ブロンドの半裸の婦人が、火が落ちているストーブを背もたれにして、物憂げに床に腰を落としているこの油絵は……。
ま、まさ……か…………。
「……クレディア様、どうされました?」
「あ、あの……リッカさん! こちらに飾られている……絵画はっ!?」
「はい。こちら、チャドック作、『冷たい背中』ですね」
「冬景色の巨匠、チャドック・ガーロス晩年の名作っ! 油絵連作『冬と女』の最後を飾った『冷たい背中』っ! ああ、この荒波のような力強い筆致……。いまにも剥がれ落ちそうな鉄錆の、質感ある色使い……。これは、まさか……真作?」
「それは無論です。このガーランド家、客人を出迎える場に贋作を置いたりなどしません」
やっぱり……真作……。
さすがは名作、一目見てそうだと直感した……。
だって……絵の端々がキラキラ輝いているんだもの。
ううん、それだけじゃない。
鉄錆の匂いが、鼻の奥に生じて……。
背中と……それから指先に、冬場の鉄製品の冷たさが宿る……。
ひんやりとした空気が……頬を撫でてくる。
絵の生命力が、赤い絨毯が広がる豪華なエントランスを、冬場の冷気に満ちた、うらびれた一室へと変えていく────。

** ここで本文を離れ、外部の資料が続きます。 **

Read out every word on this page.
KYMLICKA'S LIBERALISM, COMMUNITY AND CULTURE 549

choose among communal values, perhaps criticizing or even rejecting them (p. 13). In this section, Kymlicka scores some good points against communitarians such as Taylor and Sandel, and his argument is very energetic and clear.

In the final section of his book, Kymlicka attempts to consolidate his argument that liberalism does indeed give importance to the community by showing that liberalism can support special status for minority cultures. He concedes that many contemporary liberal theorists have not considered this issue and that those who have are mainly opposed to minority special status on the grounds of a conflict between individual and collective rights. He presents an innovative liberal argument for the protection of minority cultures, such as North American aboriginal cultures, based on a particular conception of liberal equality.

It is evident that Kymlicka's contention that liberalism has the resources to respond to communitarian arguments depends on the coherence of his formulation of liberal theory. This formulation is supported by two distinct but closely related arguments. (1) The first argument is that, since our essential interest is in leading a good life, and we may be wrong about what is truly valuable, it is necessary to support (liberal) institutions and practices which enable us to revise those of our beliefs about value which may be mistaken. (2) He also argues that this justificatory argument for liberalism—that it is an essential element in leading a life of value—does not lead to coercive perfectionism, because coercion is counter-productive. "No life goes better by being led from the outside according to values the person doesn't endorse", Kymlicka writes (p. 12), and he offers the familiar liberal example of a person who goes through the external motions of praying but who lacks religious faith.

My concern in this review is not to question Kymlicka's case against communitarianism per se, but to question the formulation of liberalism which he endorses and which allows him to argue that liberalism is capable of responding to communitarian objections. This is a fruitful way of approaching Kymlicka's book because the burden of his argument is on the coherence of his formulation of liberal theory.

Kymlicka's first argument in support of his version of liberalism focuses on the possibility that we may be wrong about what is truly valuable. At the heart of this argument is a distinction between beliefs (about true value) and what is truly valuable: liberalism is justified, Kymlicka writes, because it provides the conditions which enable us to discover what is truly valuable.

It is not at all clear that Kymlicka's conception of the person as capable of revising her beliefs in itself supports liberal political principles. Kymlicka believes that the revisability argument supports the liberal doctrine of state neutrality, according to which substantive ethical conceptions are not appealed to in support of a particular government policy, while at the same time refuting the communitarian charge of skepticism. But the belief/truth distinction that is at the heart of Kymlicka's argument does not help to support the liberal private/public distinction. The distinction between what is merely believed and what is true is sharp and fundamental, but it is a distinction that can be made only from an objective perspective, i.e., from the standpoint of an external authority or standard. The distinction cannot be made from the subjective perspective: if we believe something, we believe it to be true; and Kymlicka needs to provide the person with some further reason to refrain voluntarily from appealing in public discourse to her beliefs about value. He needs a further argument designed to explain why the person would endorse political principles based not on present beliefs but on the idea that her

「……リッカ、その物言いは不適切ですね。まるでエントランス以外には、贋作があるようではありませんか」
「失礼いたしました、ご主人様」
────はっ!?
あっ……ギャロンさん!
先日会ったときの白いスーツに……コートなし。
体のラインは、想像通りの細身。
「ご足労感謝します、クレディアさん。そちらの絵、気に入りましたか?」
「は……はいっ! この名画のお出迎えに、身が凍る思いでしたっ!」
「フフッ、身が凍る……ですか。リッカ、ここから先はわたしが受け持ちます。きみは普段の業務へ戻りなさい」
ああ、いよいよ採用試験……。
「冷たい背中」の真作を見られただけで、もうほぼ満足……。
…………いいえ。
エントランスにそれがあったということは、この広大な屋敷の中に、どれほどの美術品があるというの……。
こんなチャンス、生涯二度とない。
美術学芸員の勉強のため、夢のために……。
この清拭女の採用試験、絶対に受からなきゃ────。